I’ve had an open issue for the last few weeks regarding why “odd” characters were showing up in Custom Property fields in my company’s Solarwinds Orion/Network Performance Monitor install. I detected them when I put a business-rules-integrity-checker in place, but I didn’t know where they came from. I cleaned up all the existing cases and waited to see if it would happen again. It did, and now I know where they came from and, I think, why.
Even after I understood the problem I couldn’t Google up any references to this situation, so I’m documenting it. One caveat – we’re running a non-current version of NPM (10.1.3; yes, we’re working on upgrading) so the issue I’m going to describe may not exist in later versions.
What’s The Problem?
I didn’t know what these characters where when I started, but I do now, and explaining the situation works best if I spoil the ending – the characters are Unicode U+200B (0xE0808B, ‘ZERO WIDTH SPACE’). The reason the problem went undetected for a while is that the glyph for this character is… nothing. It’s pretty much defined as an invisible character. Pretty much every windows tool I could use to look at this data knew how to interpret this character, so it was not possible to detect the situation with a visual review of the data. This includes using any web browser, the Solarwinds Custom Property Editor, and SQL Server Studio.
The reason this is still a problem if you can’t see the characters is that it still affects SQL matching, and trying to send an alert to an email address with an embedded, invisible Unicode character also doesn’t go so well.
The following screenshots demonstrate how queries are affected. I’ve artificially set up two nodes with long strings in the Department field. The Node with “GOOD” does not have the hidden characters, the node with “BAD” does.

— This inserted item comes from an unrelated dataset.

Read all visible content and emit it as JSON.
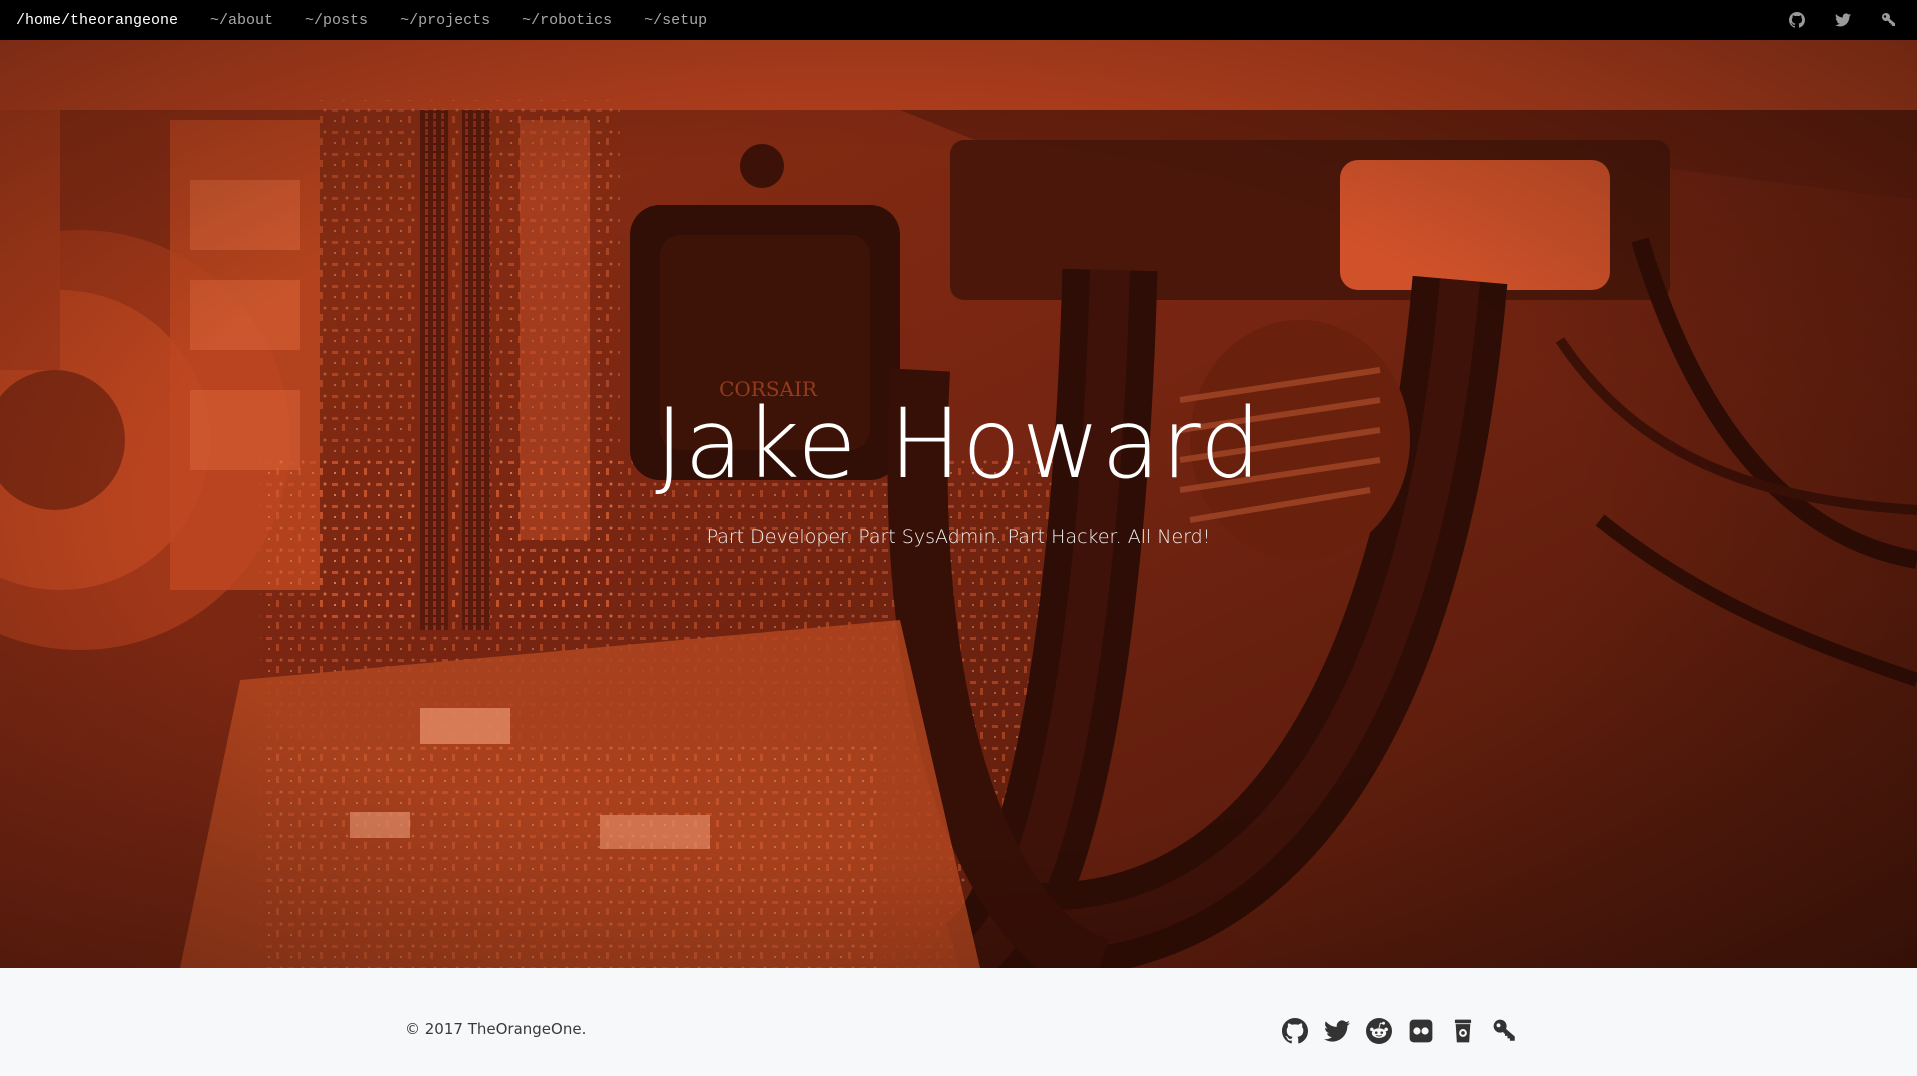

Where Are Those Characters Coming From?
Turns out the characters get into the database when an operator copies a Custom Property via a web browser from the Custom Properties display box and then pastes it back in for a different Node. This is actually fairly common for us since we use Custom Properties for grouping, alerting, etc. The example strings used for this post were created the same way. The GOOD Node had “ExampleDepartmentName” typed in. That was then copied from the GOOD Node’s Node Details page and pasted into the Department field of the BAD Node.
After ruling out a browser-specific issue, I captured the HTTP session itself, upstream of the browser, using Wireshark. This showed me that Solarwinds itself is inserting these characters:
I’ve highlighted a few different things in this image
- The GOOD highlighted in blue demonstrates that I am viewing the Custom Property for the Node which DOES NOT have the invisible chars in it in the database (as demonstrated by the queries above).
- The grey and red highlights demonstrate that, despite the characters not being in the database, they are in the string as it is sent over the wire from Solarwinds to the web browser (in other words, before the web browser has a possible chance to mangle anythign).
- The green highlight shows that Solarwinds isn’t just inserting these characters into the Custom Property values, it’s inserting them into the Custom Property field names as well
Why Would Solarwinds Do That?
I’m almost positive that Solarwinds is doing this to facilitate page layout. If a Custom Property name or value was extremely long and didn’t have a natural place to break, either the widget would be wider than the page layout allowed, or the text would overflow the display area and not be visible. As a quick demonstration, I put a very long string in a field and displayed it:
One additional item I figured out after the fact, and which adds additional support to the idea that this is all about layout – Solarwinds doesn’t do this unconditionally. It appears that in some cases when Solarwinds detects a breakable character in the value, it doesn’t insert the invisible spaces. I didn’t realize this because all of my testing was using our original data which uses long email addresses. I tried to use “Example Department Name” for this post and suddenly no more invisibles. I switched to “ExampleDepartmentName”, and the characters came back.
So Now What?
So now nothing really, except I sleep better at night now that I understand where the characters are coming from. I’ve advised my coworkers that they’re better off copying from the Custom Properties edit page rather than the display widget, but some people will ignore me or forget. For those cases I have a DB auditor that will tell me when those characters are present and I can clean them up manually.
As a general rant, I do dislike this use of Unicode for purposes like this. Because the characters are displayed literally at both the display and markup layer, it makes it really, really hard to tell what’s going on. A variation of this same problem is what caused page layout oddities in WordPress with double-spaces after a period. You see a layout issue and you immediately view-source, and you can’t see the problem because the markup layer is rendering the characters the same as the display layer. If the software authors used HTML markup ( for non-breaking space instead of Unicode U+00A0, or &zwnj; (zero-width non-joiner) or ​ instead of Unicode U+200B) it would render the same in the display layer, but be obvious that the characters were present in the display layer.